DESIGN, SETTING, AND PARTICIPANTS: This was a cross-sectional, retrospective study conducted at the MacKay Memorial Hospital, Taiwan. The study included 3943 subjects aged >40 years undergoing bidirectional gastrointestinal endoscopy on the same day between July 2006 and June 2015. All subjects had a gastric biopsy specimen tested for H. pylori.
MAIN OUTCOME MEASURE: Colon adenoma with and without H. pylori infection at different hemoglobin A1c (HbA1c) levels.

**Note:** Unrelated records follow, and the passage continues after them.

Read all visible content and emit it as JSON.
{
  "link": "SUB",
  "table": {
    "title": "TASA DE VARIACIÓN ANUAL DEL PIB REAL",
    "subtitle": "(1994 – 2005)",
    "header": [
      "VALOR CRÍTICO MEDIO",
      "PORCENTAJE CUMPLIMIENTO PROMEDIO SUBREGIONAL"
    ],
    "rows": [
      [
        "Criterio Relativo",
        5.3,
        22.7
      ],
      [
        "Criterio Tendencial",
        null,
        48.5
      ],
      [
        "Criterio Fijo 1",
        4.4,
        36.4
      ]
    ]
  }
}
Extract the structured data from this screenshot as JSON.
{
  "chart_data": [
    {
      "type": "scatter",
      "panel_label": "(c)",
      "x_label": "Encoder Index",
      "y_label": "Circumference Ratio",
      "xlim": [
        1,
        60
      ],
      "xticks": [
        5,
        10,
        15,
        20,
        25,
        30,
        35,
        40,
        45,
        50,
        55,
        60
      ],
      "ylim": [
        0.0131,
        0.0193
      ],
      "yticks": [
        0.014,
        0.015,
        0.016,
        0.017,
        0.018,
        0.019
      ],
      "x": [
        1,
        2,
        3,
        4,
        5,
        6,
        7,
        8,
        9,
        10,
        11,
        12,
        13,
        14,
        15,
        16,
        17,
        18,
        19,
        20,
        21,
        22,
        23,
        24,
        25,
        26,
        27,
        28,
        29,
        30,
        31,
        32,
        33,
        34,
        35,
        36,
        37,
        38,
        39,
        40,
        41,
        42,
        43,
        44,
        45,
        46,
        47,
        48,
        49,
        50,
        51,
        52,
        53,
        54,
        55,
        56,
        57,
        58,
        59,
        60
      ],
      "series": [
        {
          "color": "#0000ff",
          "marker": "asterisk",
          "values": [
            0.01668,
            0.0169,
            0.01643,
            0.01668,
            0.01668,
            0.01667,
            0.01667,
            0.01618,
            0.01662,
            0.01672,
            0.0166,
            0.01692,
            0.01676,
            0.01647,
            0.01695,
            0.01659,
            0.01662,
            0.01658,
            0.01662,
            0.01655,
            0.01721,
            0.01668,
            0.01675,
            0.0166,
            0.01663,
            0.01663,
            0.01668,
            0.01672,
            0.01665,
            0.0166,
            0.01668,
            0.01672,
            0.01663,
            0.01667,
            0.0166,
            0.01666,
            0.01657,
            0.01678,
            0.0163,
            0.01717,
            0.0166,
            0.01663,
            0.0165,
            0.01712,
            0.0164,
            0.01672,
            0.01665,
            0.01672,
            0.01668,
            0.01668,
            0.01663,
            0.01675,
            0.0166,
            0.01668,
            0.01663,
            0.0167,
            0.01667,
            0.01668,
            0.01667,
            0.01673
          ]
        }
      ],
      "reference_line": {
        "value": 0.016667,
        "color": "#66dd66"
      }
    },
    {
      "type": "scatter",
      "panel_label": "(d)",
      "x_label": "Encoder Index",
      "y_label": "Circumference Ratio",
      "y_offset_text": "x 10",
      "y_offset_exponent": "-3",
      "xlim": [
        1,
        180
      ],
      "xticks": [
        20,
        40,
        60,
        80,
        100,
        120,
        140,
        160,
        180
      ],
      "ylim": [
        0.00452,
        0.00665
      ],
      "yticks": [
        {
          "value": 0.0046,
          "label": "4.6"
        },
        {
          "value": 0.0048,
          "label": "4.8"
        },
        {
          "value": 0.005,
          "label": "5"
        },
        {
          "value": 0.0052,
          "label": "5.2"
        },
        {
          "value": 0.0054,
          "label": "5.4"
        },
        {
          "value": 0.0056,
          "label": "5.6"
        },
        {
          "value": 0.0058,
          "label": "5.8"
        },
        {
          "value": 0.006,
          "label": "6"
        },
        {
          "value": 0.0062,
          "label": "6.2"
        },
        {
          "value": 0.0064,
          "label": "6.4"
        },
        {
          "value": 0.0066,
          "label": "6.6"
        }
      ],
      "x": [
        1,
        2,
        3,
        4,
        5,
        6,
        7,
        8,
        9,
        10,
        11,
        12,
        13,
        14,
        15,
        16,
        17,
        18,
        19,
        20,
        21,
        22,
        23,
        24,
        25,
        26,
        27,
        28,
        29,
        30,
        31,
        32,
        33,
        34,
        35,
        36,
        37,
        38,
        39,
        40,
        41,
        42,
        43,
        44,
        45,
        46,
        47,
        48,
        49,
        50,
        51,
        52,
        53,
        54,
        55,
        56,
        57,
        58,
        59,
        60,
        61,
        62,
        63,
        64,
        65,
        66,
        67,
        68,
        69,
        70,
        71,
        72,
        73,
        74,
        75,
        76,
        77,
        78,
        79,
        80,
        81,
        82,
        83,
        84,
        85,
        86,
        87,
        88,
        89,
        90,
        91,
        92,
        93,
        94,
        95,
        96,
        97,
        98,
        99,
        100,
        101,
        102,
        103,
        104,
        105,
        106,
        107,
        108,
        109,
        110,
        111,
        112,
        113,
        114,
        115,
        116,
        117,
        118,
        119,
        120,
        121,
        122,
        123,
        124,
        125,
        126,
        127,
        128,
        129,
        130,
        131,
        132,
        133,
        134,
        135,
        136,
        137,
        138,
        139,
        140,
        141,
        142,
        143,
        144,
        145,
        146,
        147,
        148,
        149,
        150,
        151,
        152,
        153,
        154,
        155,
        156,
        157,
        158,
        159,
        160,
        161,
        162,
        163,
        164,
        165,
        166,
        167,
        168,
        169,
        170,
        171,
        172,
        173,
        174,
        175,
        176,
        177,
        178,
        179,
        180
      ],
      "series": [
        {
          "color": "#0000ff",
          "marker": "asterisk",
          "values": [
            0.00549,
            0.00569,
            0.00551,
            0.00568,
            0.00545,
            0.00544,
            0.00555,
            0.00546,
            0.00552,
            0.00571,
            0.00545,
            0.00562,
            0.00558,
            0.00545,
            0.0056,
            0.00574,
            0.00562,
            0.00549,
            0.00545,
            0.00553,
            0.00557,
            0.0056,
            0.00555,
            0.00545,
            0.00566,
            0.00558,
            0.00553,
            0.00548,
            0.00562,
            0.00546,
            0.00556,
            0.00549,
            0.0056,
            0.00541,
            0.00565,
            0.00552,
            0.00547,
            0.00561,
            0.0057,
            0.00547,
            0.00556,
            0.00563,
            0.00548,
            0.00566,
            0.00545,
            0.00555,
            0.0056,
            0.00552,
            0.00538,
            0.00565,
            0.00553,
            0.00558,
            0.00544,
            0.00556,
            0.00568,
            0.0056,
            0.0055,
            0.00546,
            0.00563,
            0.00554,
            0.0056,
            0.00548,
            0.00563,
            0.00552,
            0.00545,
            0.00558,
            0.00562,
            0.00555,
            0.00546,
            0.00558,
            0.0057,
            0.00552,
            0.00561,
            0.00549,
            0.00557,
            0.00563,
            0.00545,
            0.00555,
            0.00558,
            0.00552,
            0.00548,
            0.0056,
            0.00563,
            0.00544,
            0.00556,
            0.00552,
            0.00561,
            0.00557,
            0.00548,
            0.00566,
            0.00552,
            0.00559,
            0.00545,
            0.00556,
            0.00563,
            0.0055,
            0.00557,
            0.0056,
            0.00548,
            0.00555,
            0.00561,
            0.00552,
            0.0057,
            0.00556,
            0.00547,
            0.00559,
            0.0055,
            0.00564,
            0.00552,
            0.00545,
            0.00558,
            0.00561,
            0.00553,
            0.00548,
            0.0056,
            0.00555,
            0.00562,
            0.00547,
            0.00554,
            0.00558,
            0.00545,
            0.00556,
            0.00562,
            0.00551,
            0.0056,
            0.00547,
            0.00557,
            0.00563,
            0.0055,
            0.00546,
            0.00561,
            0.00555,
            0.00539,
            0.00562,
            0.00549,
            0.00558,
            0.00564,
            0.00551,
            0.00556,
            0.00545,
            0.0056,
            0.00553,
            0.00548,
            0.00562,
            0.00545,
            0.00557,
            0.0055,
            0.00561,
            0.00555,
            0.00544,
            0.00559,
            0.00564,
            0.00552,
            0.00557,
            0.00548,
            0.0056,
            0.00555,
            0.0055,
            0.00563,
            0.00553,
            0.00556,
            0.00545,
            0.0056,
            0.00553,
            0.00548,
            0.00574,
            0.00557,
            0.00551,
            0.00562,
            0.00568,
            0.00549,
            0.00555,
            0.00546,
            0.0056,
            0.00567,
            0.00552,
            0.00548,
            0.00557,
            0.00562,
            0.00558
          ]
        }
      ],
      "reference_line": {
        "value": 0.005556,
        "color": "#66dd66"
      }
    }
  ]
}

RESULTS: The prevalence of colorectal adenomas in patients who were H. pylori-positive and H. pylori-negative was 37.3% and 27.29%, respectively. Multivariate logistic regression analysis identified male sex, age, body mass index, H. pylori infection, and HbA1c ≥6.5% as independent risk factors for adenoma; use of hypoglycemic agents decreased this risk. The prevalence of adenoma was increased with elevated HbA1c levels regardless of H. pylori status. The odds ratio (OR) for adenoma was 1.44 (95% confidence interval [CI], 1.20 to 1.73) if H. pylori was present or 1.68 (95% CI, 1.05 to 2.70) in patients who were H. pylori-negative but had HbA1c ≥7.0%. If both conditions were present, the OR was 4.79 (95% CI, 2.92 to 7.84). A 1% increase in HbA1c was associated with an increased prevalence of adenoma by 42.4% in H. pylori-positive subjects.
CONCLUSIONS: The combination of H. pylori infection and elevated HbA1c is associated with an increased risk of colon adenoma.